I think about these problems in terms of utility functions, as is shown in the figure above. Let's say the utility or value of any solution is described as a sigmoidal function of some kind of raw performance metric. In the frisbee catching scenario, the utility would be the probability of catching the frisbee. In frisbee catching-like data science problems, a heuristic already achieves pretty good results, and so any complex machine learning solution would be trying to make a big impact in the saturated regime of the utility function.
The hard problems
Of course, there are hard problems where we could not get any simple heuristics working yet, where the only answer today seems to be machine learning. An example of this would be speech recognition.

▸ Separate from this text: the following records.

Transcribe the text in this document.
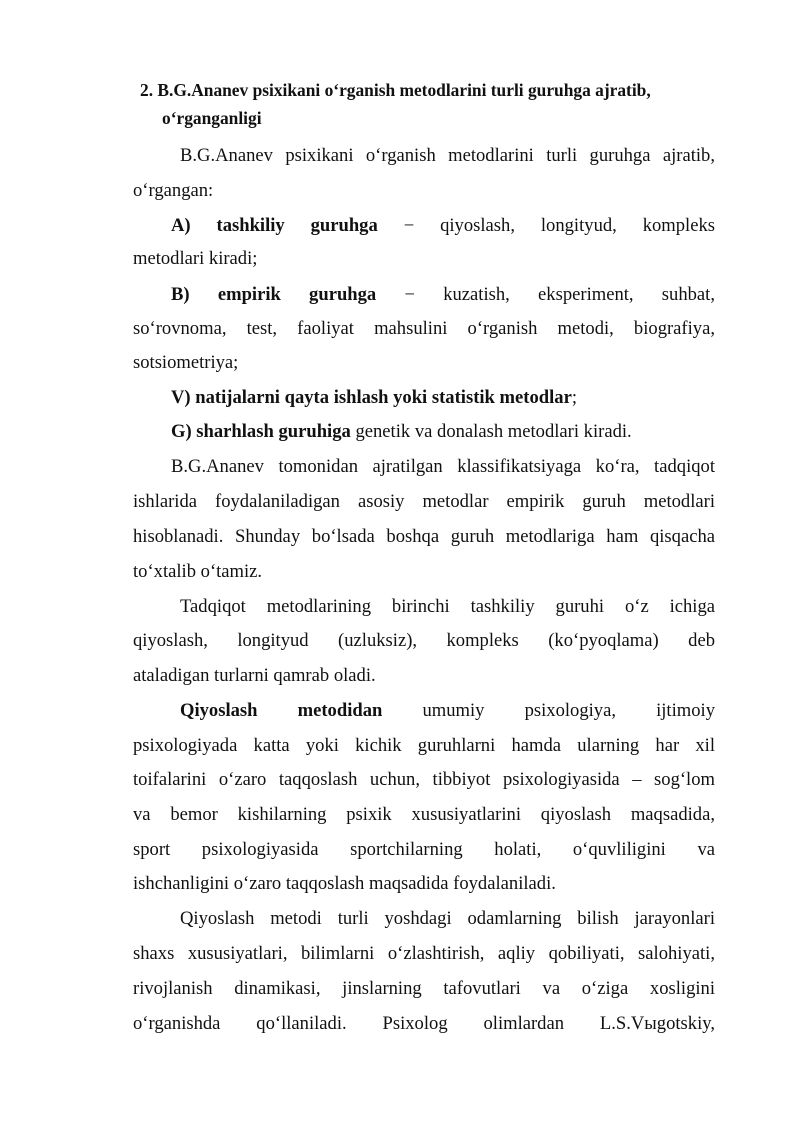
2. B.G.Ananev psixikani o‘rganish metodlarini turli guruhga ajratib,
o‘rganganligi
B.G.Ananev psixikani o‘rganish metodlarini turli guruhga ajratib,
o‘rgangan:
A) tashkiliy guruhga − qiyoslash, longityud, kompleks
metodlari kiradi;
B) empirik guruhga − kuzatish, eksperiment, suhbat,
so‘rovnoma, test, faoliyat mahsulini o‘rganish metodi, biografiya,
sotsiometriya;
V) natijalarni qayta ishlash yoki statistik metodlar;
G) sharhlash guruhiga genetik va donalash metodlari kiradi.
B.G.Ananev tomonidan ajratilgan klassifikatsiyaga ko‘ra, tadqiqot
ishlarida foydalaniladigan asosiy metodlar empirik guruh metodlari
hisoblanadi. Shunday bo‘lsada boshqa guruh metodlariga ham qisqacha
to‘xtalib o‘tamiz.
Tadqiqot metodlarining birinchi tashkiliy guruhi o‘z ichiga
qiyoslash, longityud (uzluksiz), kompleks (ko‘pyoqlama) deb
ataladigan turlarni qamrab oladi.
Qiyoslash metodidan umumiy psixologiya, ijtimoiy
psixologiyada katta yoki kichik guruhlarni hamda ularning har xil
toifalarini o‘zaro taqqoslash uchun, tibbiyot psixologiyasida – sog‘lom
va bemor kishilarning psixik xususiyatlarini qiyoslash maqsadida,
sport psixologiyasida sportchilarning holati, o‘quvliligini va
ishchanligini o‘zaro taqqoslash maqsadida foydalaniladi.
Qiyoslash metodi turli yoshdagi odamlarning bilish jarayonlari
shaxs xususiyatlari, bilimlarni o‘zlashtirish, aqliy qobiliyati, salohiyati,
rivojlanish dinamikasi, jinslarning tafovutlari va o‘ziga xosligini
o‘rganishda qo‘llaniladi. Psixolog olimlardan L.S.Vыgotskiy,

I think of the overall utility of a speech recognition system as a steep sigmoidal function of the underlying accuracy. Below a threshold accuracy of say 95%, the system is practically useless. Around 95% things start getting useful. Once this barrier is passed, the systems feel near perfect and people start adopting it. This is illustrated in the figure below (this is just an illustrative figure, the numbers don't mean anything). We have made a lot of progress recently, but breakthroughs in machine learning techniques were needed to get us here. Once we are past the steep part of the curve, improving existing systems will start to have diminishing returns.